Published on September 22nd, 2017 | by The Beam0
The Future Of Germany’s Energy Transition Policy: An Interview With Patrick Graichen, Director Of Agora Energiewende
September 22nd, 2017 by The Beam
The Beam interview series, edition 45: Patrick Graichen
We are on the eve of the German election. We thought this was a perfect time to interview one of the main actors of the Energiewende: Patrick Graichen, the Director of Agora Energiewende, a think tank and policy laboratory that develops scientifically based and politically feasible approaches for ensuring the success of the German energy transition.
Patrick Graichen has an impressive commitment to the energy transition. From 2001 to 2012, he worked at the Federal Ministry for Environment: first in the area of international climate policy; then from 2004 to 2006 as Personal Assistant to the Secretary of State in the ministry; and from 2007 as Head of the Unit for Energy and Climate Change Policy. His extensive work heading economic negotiations and legislative procedures for EU and international treaties such as the Kyoto Protocol, plus his Ph.D. on municipal energy policy from the Interdisciplinary Institute for Environmental Economics, University of Heidelberg, just add why we wanted to have this insightful conversation with Patrick Graichen.
You’ve headed negotiating the design of the economic instruments of the Kyoto Protocol, the Integrated Energy and Climate Programme of the Federal Government (2007), and the EU’s Climate and Energy Package (2008). Where does your commitment to the energy transition come from?
I could add my Ph.D. thesis on local energy cooperatives and my youth at Friends of the Earth to your list. But most of all I am a child of the ’80s — the decade when the nuclear disaster at Chernobyl happened and it became clear that climate change was a real threat to the planet. I became aware that it is up to my generation to prevent mankind from those mega risks. And if you really want to matter and make a difference, you have to choose a career related to politics and government. In this sense, the chance to lead Agora Energiewende is a great opportunity. We do not belong to any lobby group or political party, and at the same time we are very partisan regarding our topic, making the energy transition a success. This very special constellation allows us to develop pathways which will last for longer than just one legislative period and are not bound to a particular government. And this is exactly what a generation-spanning project like the Energiewende needs.
In recent years, we’ve seen numerous positive trends in Germany’s policy towards the transition to green energy. Is the speed of change fast enough to meet the climate and efficiency targets set for 2020?
As part of the decision of the government on the Energiewende in 2010/2011, a set of targets was agreed on: nuclear phase out, renewables built up, efficiency and greenhouse gas emissions. Today we see that in terms of renewables and nuclear, everything is working as planned, but we are lacking on efficiency and overall greenhouse gas emissions. The reason is that we have good laws on nuclear and renewables but little regulation on efficiency and coal. It’s the job of the next government to act on this and come up with stark efficiency and climate regulations. Otherwise we will fail our 2020 targets.

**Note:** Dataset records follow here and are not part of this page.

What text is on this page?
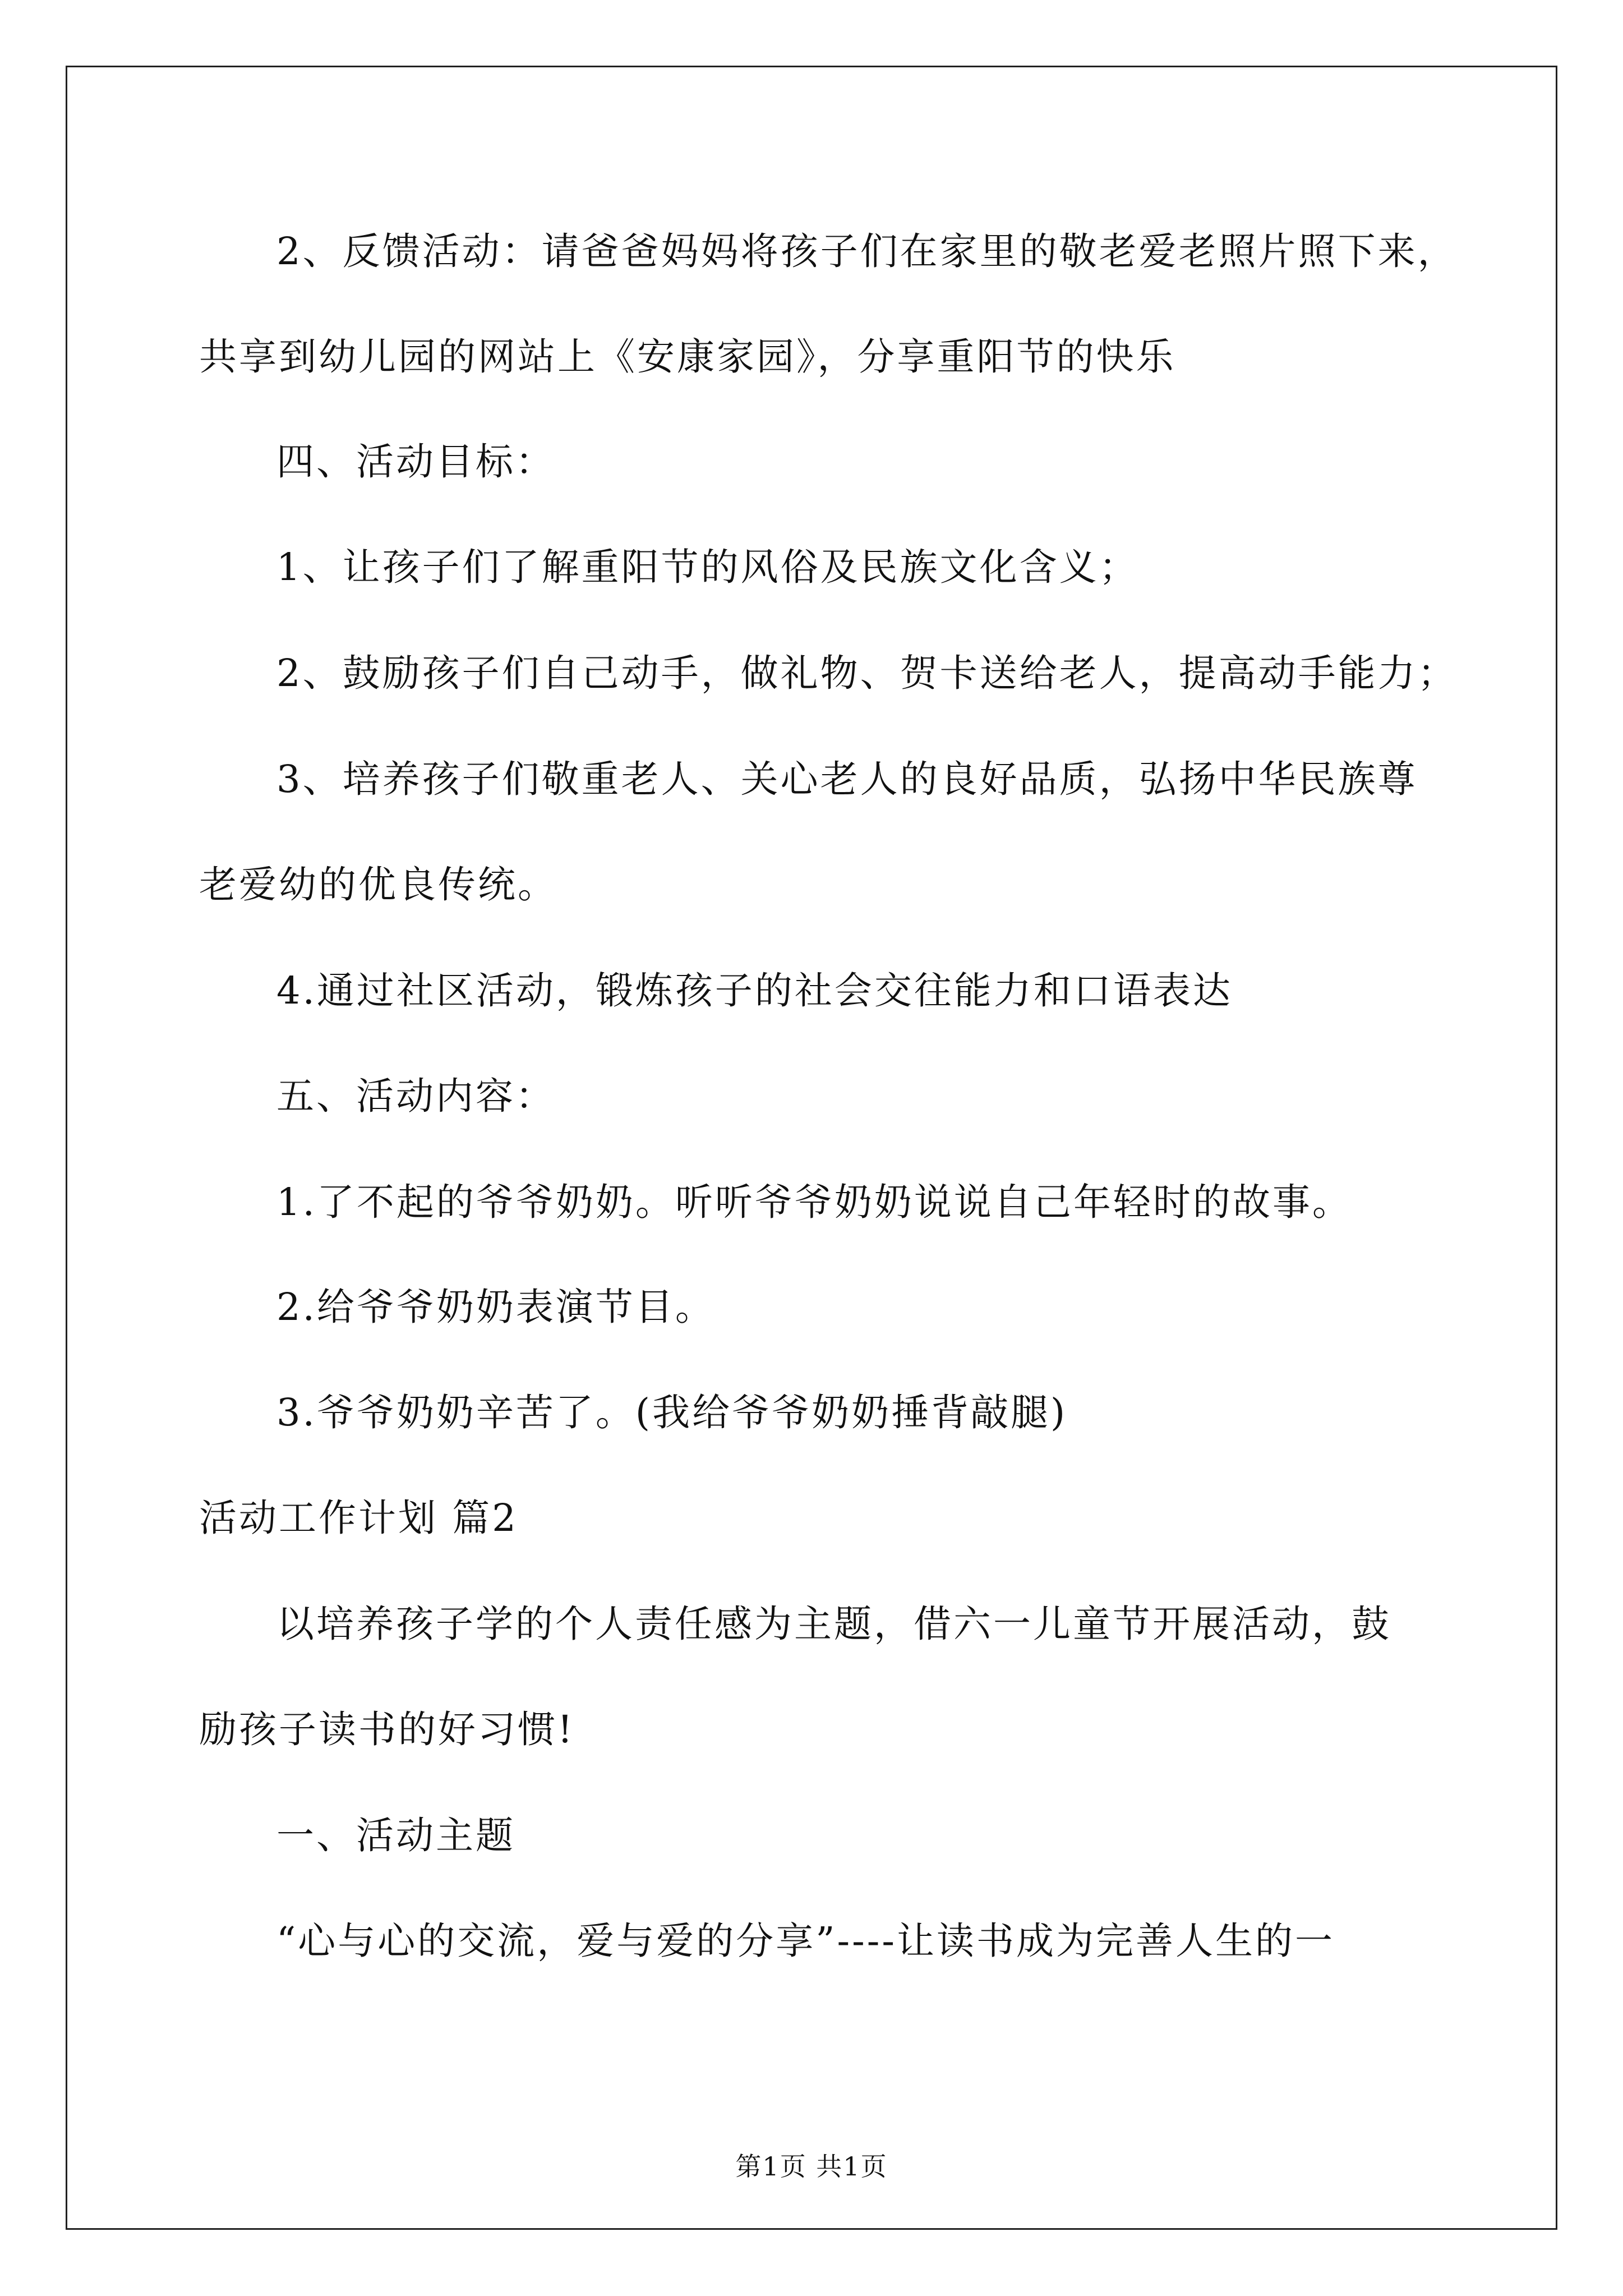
2、反馈活动：请爸爸妈妈将孩子们在家里的敬老爱老照片照下来，
共享到幼儿园的网站上《安康家园》，分享重阳节的快乐
四、活动目标：
1、让孩子们了解重阳节的风俗及民族文化含义；
2、鼓励孩子们自己动手，做礼物、贺卡送给老人，提高动手能力；
3、培养孩子们敬重老人、关心老人的良好品质，弘扬中华民族尊
老爱幼的优良传统。
4.通过社区活动，锻炼孩子的社会交往能力和口语表达
五、活动内容：
1.了不起的爷爷奶奶。听听爷爷奶奶说说自己年轻时的故事。
2.给爷爷奶奶表演节目。
3.爷爷奶奶辛苦了。(我给爷爷奶奶捶背敲腿)
活动工作计划 篇2
以培养孩子学的个人责任感为主题，借六一儿童节开展活动，鼓
励孩子读书的好习惯!
一、活动主题
“心与心的交流，爱与爱的分享”----让读书成为完善人生的一
第1页 共1页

Energy policy remains the topic of intense debate worldwide. What are the remaining challenges that Germany needs to overcome for its energy transition to succeed?
We need a consensus on how to deal with coal and oil. From a climate perspective it is more than clear that we have to cut in half our coal and oil use by 2030 and to stop burning coal altogether by 2035. But that means also to transform those industries that depend on coal and oil and to organize a just transition for those working in these sectors. A good consensus needs to address those questions. Those are the obstacles, they are not on the question whether a power system based on renewables is reliable or even technical feasible — we already know it is.
According to Agora Energiewende’s research, what are the first measures to implement today to improve our global energy efficiency?
The most important is to change the mindset of the policy makers. Try to implement an “efficiency first” strategy in literally every law related to infrastructure. Always think: “Could it be cheaper to invest in the non-usage of power than in new infrastructure to provide additional power?” This will be the case in probably in nine of 10 times when you have to make such a decision. Unfortunately, this is a very un-sexy approach for politicians — think of all the red ribbons remaining uncut. But in terms of getting the best return-on-invest from your country’s infrastructure and to secure funds for other important public purposes like education or healthcare “efficiency first” is a winning strategy.